Basler Felix Platter-Spital setzt auf intuitives Netzwerk von Cisco

Verfasst von Kapi/ICTK am 10.01.2018 - 10:55

Das Felix Platter-Spital in Basel, Universitäres Zentrum für stationäre und ambulante Altersmedizin, implementiert ein intelligentes, absichtsbasiertes Netzwerk von Cisco. Es soll gemäss Mitteilung künftig als Basis für die Digitalisierung der Krankenhaussysteme dienen. Das neue Netzwerk soll im Dezember 2018 voll funktionsfähig sein.

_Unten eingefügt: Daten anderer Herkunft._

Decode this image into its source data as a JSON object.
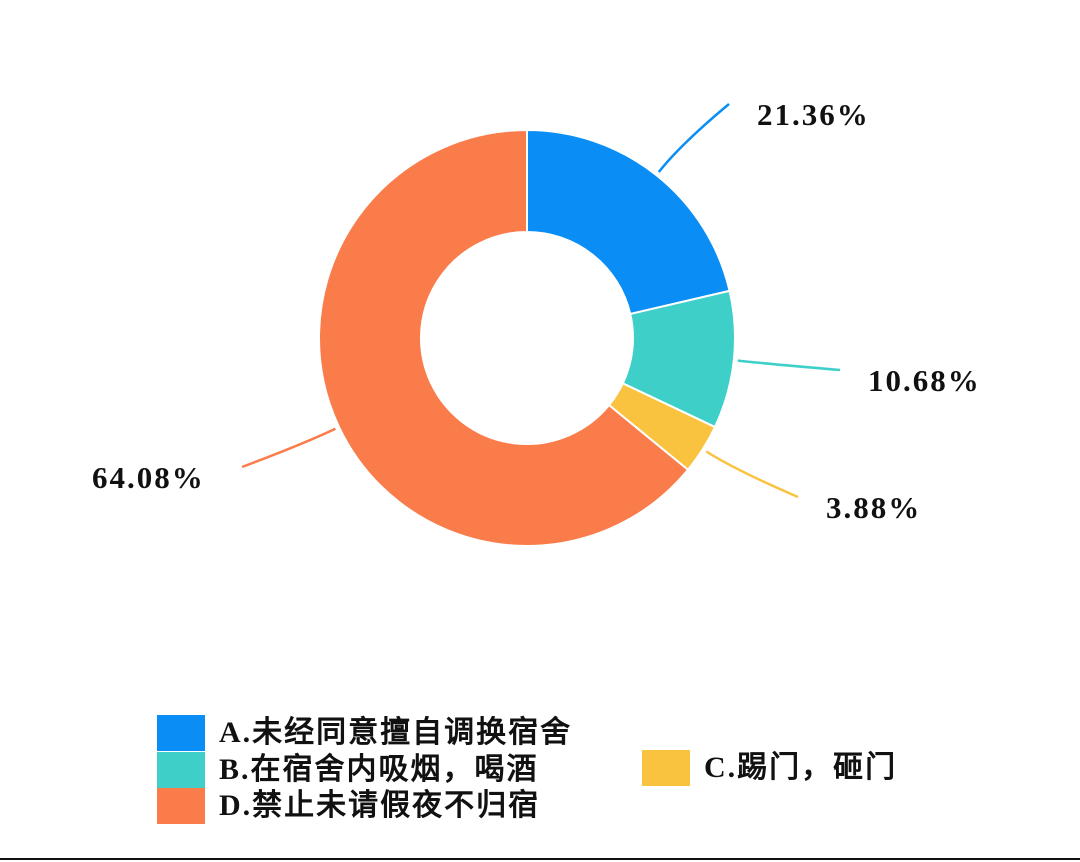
{
  "chart_data": {
    "type": "pie",
    "categories": [
      "A.未经同意擅自调换宿舍",
      "B.在宿舍内吸烟，喝酒",
      "C.踢门，砸门",
      "D.禁止未请假夜不归宿"
    ],
    "values": [
      21.36,
      10.68,
      3.88,
      64.08
    ],
    "value_labels": [
      "21.36%",
      "10.68%",
      "3.88%",
      "64.08%"
    ],
    "colors": [
      "#0a8ef5",
      "#3ecfc9",
      "#f9c33f",
      "#f97c4a"
    ]
  }
}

Das Krankenhaus verfügt über 700 Mitarbeitende, setzt auf Forschungsprojekte und dient als Ausbildungszentrum für die Geriatrie. Das intuitive Netzwerk soll Anwendungen unterstützen, welche von Ärzten, Pflegekräften und Patienten genutzt werden. Dazu zählen etwa Applikationen wie das Klinikinformationssystem und die Ortung medizinischer Geräte. Auch Gebäudeautomationssysteme, Sprach- und Videokommunikation – inklusive mobiler Geräte – sowie das Patienten-Entertainment-System werden auf dem Netzwerk laufen, wie der Mitteilung weiters zu entnehmen ist. Dies spare erhebliche Investitions- und Management-Kosten. Implementiert wird das Netzwerk von der Itris Enterprise, einem Cisco Gold-Partner.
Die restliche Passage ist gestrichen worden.